Filter 500 files with awk, then cat results to single file
Your code overwrites the output file in each iteration. You also do not actually call awk
.
What you want to do is something like
awk '$5 >= 0.5' ./*.imputed.*_info >snplist.txt
This would call awk
with all your files at once, and it would go through them one by one, in the order that the shell expands the globbing pattern. If the 5th column of any line in a file is greater or equal to 0.5, that line would be outputted (into snplist.txt
). This works since the default action, if no action ({...}
block) is associated with a condition, is to output the current line.
In cases where you have a large number of files (many thousands), this may generate an "Argument list too long" error. In that case, you may want to loop:
for filename in ./*.imputed.*_info; do
awk '$5 >= 0.5' "$filename"
done >snplist.txt
Note that the result of awk
does not need to be stored in a variable. Here, it's just outputted and the loop (and therefore all commands inside the loop) is redirected into snplist.txt
.
For many thousands of files, this would be quite slow since awk
would need to be invoked for each of them individually.

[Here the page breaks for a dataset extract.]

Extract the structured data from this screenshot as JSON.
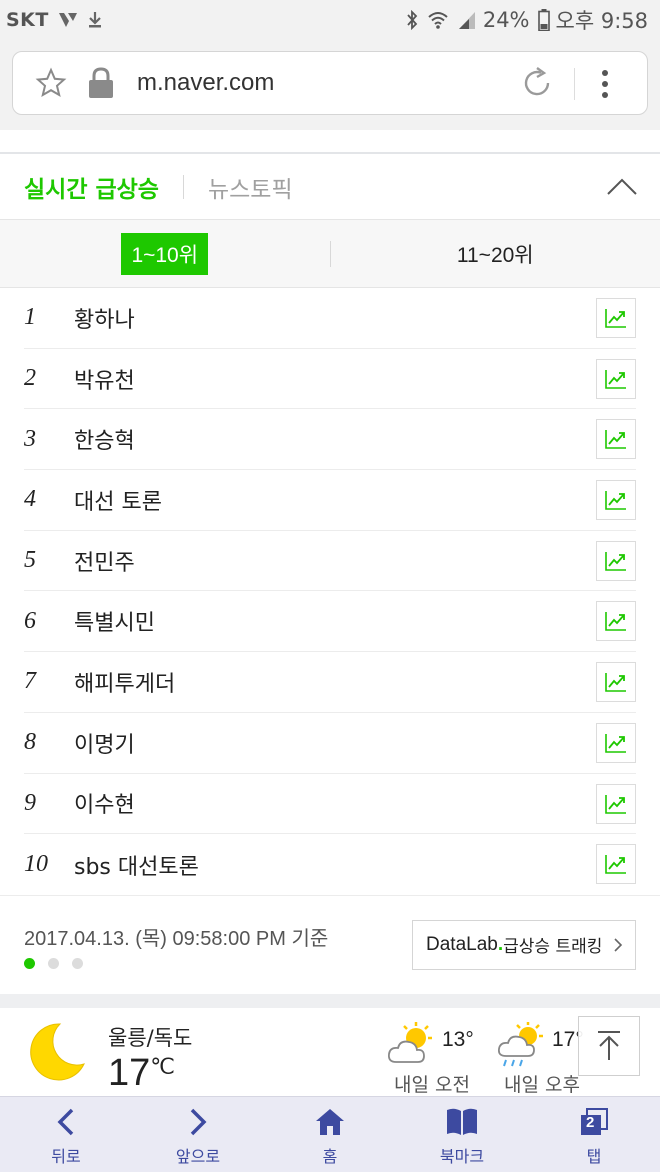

To speed things up, in the cases where you have too many files for a single invocation of awk
, you may consider using xargs
like so:
printf '%s\0' ./*.imputed.*_info | xargs -0 awk '$5 >= 0.5' >snplist.txt
This would create a list of filenames with printf
and pass them off to xargs
as a nul-terminated list. The xargs
utility would take these and start awk
with as many of them as possible at once, in batches. The output of the whole pipeline would be redirected to snplist.txt
.
This xargs
alternative is assuming that you are using a Unix, like Linux, which has an xargs
command that implements the non-standard -0
option to read nul-terminated input. It also assumes that you are using a shell, like bash
, that has a built-in printf
utility (ksh
, the default shell on OpenBSD, would not work here as it has no such built-in utility).
For the zsh
shell (i.e. not bash
):
autoload -U zargs
zargs -- ./*.imputed.*_info -- awk '$5 >= 0.5' >snplist.txt
This uses zargs
, which is basically a reimplementation of xargs
as a loadable zsh
shell function. See zargs --help
(after loading the function) and the zshcontrib(1)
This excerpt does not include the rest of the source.